Is there a way to generate the dialog? I try to figure out whether FB.ui can help but there is only little information about that.
In addition, I don't think the 'response' callback ever execute. Neither I click "Don't allow" or "allow", won't trigger any call back. any idea?
hihih..anyone can help me?
Finally. find out the solution from another website.
first. after FB.init( ... ); do that:
FB.provide("UIServer.Methods",
{ 'permissions.request' : { size : {width: 575, height: 300},
url: 'connect/uiserver.php',
transform : FB.UIServer.genericTransform }
} );
Then, whenever you need to call the permssion dialog, do that:
FB.ui({method: "permissions.request", "perms": 'email,offline_access'},
callBack);
It took me so long to figure out by looking at the FB object and find out there is UIServer with permissions.request then from that, I keep searching and find this solution. and FB.ui talks nothing about it.. and FB.provide is not documented.
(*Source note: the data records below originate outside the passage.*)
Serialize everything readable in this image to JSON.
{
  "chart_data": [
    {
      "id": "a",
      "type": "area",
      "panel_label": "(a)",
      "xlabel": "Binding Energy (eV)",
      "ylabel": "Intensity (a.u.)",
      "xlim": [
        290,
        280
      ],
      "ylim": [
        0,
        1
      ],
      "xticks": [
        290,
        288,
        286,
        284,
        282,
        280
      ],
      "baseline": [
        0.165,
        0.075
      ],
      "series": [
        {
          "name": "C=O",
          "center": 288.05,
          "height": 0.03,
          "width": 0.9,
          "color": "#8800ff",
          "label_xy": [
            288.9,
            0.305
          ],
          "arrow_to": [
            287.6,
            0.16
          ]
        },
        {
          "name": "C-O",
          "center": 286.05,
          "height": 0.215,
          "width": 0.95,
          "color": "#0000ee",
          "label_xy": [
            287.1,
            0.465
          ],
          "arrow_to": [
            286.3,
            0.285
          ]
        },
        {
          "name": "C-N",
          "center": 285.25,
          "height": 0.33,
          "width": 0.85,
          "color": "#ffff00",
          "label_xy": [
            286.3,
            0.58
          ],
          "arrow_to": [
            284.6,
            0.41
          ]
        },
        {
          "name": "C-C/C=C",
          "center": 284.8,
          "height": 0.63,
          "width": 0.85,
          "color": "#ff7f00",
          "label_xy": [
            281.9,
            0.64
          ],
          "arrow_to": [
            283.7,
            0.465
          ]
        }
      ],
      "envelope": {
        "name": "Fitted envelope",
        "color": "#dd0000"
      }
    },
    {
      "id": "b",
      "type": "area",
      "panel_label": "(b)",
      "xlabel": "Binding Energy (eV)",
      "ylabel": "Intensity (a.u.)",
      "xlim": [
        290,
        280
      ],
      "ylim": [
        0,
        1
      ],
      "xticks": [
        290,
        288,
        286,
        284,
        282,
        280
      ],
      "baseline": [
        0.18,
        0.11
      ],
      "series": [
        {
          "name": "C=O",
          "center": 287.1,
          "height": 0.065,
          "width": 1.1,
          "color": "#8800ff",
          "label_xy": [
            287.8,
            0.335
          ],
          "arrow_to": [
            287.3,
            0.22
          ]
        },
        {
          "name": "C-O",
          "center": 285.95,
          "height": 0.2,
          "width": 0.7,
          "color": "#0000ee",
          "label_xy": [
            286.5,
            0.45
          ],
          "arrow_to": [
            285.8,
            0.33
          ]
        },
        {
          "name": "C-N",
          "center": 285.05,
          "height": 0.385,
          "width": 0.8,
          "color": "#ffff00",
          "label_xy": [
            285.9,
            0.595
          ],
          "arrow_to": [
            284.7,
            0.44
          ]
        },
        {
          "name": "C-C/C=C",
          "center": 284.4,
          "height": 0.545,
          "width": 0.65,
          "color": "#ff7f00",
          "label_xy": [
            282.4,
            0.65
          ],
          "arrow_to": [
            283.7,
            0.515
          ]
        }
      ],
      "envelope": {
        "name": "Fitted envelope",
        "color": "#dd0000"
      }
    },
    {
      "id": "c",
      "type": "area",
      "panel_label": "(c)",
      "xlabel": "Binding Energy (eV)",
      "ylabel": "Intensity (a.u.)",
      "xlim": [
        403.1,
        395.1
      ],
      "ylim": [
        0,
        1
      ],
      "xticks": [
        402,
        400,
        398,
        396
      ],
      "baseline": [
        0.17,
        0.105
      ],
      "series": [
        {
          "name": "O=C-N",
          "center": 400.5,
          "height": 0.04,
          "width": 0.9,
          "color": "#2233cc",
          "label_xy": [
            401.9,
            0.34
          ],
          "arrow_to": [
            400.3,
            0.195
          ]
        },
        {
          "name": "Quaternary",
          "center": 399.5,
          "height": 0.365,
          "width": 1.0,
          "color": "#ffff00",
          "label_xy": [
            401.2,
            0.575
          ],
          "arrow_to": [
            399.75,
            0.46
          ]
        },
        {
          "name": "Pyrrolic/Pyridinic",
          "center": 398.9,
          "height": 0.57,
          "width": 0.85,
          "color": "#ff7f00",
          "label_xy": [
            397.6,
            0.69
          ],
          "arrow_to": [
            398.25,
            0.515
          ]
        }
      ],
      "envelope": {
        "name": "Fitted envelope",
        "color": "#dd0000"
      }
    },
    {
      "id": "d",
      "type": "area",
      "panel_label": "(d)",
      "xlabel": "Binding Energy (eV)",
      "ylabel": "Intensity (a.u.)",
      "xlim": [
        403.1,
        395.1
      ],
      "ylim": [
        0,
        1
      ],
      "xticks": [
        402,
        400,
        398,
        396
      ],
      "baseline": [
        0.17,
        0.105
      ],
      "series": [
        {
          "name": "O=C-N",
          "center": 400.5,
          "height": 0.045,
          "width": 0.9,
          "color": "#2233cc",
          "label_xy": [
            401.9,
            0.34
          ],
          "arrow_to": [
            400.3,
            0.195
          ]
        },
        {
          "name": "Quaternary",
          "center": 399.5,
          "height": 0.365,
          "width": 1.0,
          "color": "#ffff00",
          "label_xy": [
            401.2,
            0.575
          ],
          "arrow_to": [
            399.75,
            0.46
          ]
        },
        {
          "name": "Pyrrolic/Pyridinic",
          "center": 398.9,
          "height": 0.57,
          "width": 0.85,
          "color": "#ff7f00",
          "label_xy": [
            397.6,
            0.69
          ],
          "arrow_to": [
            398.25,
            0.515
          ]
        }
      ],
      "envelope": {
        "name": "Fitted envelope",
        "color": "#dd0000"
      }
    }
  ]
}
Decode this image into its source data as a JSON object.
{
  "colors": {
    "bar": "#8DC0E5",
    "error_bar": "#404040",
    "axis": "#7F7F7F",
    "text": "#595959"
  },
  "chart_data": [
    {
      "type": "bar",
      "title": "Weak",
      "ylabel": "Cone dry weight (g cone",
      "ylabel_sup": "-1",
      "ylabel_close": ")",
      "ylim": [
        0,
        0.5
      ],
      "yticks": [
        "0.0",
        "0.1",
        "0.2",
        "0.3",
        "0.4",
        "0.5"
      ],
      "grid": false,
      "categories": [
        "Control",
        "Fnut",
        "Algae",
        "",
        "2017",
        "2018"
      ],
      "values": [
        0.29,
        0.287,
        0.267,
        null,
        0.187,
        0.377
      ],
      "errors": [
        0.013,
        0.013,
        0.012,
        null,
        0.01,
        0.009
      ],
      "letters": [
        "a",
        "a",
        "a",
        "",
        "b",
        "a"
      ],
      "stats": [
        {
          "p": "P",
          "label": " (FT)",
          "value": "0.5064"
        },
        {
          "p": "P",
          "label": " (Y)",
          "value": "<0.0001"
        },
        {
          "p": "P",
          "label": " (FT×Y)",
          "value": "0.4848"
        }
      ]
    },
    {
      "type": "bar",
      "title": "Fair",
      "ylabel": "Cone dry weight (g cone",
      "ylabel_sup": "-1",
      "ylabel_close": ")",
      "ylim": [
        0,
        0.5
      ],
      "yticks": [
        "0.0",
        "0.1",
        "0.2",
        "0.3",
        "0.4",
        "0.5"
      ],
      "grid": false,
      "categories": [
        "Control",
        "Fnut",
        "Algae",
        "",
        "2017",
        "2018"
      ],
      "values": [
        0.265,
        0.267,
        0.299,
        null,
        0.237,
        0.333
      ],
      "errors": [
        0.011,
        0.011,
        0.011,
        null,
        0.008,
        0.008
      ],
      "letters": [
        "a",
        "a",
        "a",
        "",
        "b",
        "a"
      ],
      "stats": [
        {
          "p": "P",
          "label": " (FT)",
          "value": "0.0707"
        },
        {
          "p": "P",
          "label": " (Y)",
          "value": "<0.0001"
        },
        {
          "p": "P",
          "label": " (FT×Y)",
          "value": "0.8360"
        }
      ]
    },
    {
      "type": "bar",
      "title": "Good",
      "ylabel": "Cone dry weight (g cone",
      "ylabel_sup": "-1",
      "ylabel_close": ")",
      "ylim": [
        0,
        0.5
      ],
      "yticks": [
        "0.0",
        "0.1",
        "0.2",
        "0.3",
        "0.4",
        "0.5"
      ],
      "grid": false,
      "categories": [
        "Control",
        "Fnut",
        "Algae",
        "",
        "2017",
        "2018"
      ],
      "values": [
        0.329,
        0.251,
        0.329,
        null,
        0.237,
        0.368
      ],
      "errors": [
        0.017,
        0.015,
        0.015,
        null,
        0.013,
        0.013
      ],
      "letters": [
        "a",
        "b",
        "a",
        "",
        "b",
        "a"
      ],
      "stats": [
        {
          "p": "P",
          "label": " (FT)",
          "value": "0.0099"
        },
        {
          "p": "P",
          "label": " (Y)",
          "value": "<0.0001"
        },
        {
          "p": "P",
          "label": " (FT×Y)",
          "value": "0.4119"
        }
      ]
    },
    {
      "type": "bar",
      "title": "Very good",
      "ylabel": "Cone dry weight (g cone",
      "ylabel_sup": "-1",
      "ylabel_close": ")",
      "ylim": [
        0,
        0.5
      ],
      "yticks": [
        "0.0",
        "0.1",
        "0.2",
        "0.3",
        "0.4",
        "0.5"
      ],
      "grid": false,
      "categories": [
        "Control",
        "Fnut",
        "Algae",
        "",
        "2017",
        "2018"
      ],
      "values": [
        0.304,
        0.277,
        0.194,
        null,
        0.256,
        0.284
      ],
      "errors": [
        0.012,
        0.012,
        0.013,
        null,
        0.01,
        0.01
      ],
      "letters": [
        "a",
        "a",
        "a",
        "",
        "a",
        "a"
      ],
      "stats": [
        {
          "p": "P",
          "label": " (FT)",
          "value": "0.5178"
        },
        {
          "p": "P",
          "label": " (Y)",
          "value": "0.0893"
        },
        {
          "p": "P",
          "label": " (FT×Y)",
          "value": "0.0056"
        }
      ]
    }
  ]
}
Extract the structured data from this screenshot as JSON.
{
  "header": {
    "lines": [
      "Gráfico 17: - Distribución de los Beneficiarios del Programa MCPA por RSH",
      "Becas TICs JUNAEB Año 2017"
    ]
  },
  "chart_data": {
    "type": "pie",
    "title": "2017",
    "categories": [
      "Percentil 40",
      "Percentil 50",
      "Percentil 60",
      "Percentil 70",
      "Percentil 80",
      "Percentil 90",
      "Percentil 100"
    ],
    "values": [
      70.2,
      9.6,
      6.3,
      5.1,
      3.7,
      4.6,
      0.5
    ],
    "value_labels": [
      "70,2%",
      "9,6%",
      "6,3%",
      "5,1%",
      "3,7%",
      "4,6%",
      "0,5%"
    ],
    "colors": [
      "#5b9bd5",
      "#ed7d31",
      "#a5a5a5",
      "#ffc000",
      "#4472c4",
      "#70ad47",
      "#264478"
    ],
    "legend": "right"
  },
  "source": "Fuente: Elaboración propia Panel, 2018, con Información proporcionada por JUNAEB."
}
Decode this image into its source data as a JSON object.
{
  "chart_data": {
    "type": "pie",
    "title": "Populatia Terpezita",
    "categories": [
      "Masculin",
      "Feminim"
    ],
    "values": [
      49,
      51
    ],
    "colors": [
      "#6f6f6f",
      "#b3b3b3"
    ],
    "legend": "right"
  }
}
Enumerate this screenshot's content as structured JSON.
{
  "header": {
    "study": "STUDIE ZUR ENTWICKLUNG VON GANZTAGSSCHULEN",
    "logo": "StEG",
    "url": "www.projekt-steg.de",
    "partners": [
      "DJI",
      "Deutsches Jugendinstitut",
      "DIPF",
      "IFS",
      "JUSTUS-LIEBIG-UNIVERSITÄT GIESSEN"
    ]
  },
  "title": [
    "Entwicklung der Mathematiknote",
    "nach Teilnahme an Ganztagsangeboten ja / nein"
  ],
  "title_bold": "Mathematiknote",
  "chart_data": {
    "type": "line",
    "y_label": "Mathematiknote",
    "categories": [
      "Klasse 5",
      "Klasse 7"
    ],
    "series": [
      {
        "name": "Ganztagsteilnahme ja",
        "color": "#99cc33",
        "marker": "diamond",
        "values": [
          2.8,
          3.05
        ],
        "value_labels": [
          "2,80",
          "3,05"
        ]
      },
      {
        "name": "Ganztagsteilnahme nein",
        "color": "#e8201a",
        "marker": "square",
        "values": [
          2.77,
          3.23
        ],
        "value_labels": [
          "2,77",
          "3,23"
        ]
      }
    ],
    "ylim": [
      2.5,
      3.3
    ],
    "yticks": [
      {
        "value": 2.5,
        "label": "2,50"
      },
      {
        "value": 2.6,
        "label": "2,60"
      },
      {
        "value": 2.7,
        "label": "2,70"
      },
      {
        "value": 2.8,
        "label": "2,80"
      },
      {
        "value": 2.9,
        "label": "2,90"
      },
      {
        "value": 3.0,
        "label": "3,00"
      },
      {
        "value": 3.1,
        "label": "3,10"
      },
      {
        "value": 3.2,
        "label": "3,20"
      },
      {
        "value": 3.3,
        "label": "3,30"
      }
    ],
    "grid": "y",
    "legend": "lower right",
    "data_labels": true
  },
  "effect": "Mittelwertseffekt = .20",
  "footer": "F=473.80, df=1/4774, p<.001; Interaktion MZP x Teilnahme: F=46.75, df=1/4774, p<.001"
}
THANKS facebook.
You don't need to use javascript or any SDK for this although it would make it easier. You need only to redirect the user to a url like this:
https://graph.facebook.com/oauth/authorize?
client_id=...&
redirect_uri=http://www.example.com/callback&
scope=user_photos,user_videos,publish_stream
You should always redirect the user to the top window either with javascript or the link.
window.top.location = <login_url> or Login
If you are using the PHP SDK or the C# SDK you could have the sdk generate the url for you, but the process is the same.
Also, not that the redirect_uri has to be on the same domain as your iFrame application's url. This will cause Facebook to redirect your user outside of Facebook to your website, you then should redirect the user back to the app inside of facebook. For example:
User clicks login
user goes to Facebook login page
User clicks allow
Facebook redirects the user to http://www.example.com/callback
Your app redirects the user to http://apps.facebook.com/myapp/loggedin
One of the answers suggests a hack in which you call FB.provide() and then FB.ui() to pop up the extended permissions dialog. That solution doesn't work for me, but there is a documented solution now that does. Just call FB.login() to get the permissions you need.
FB.login(function(response){
if (response.authResponse) {
alert('success!');
} else {
alert('fail!');
}
},{scope: 'email'});
Even better, you can ask for extended permissions with the login button.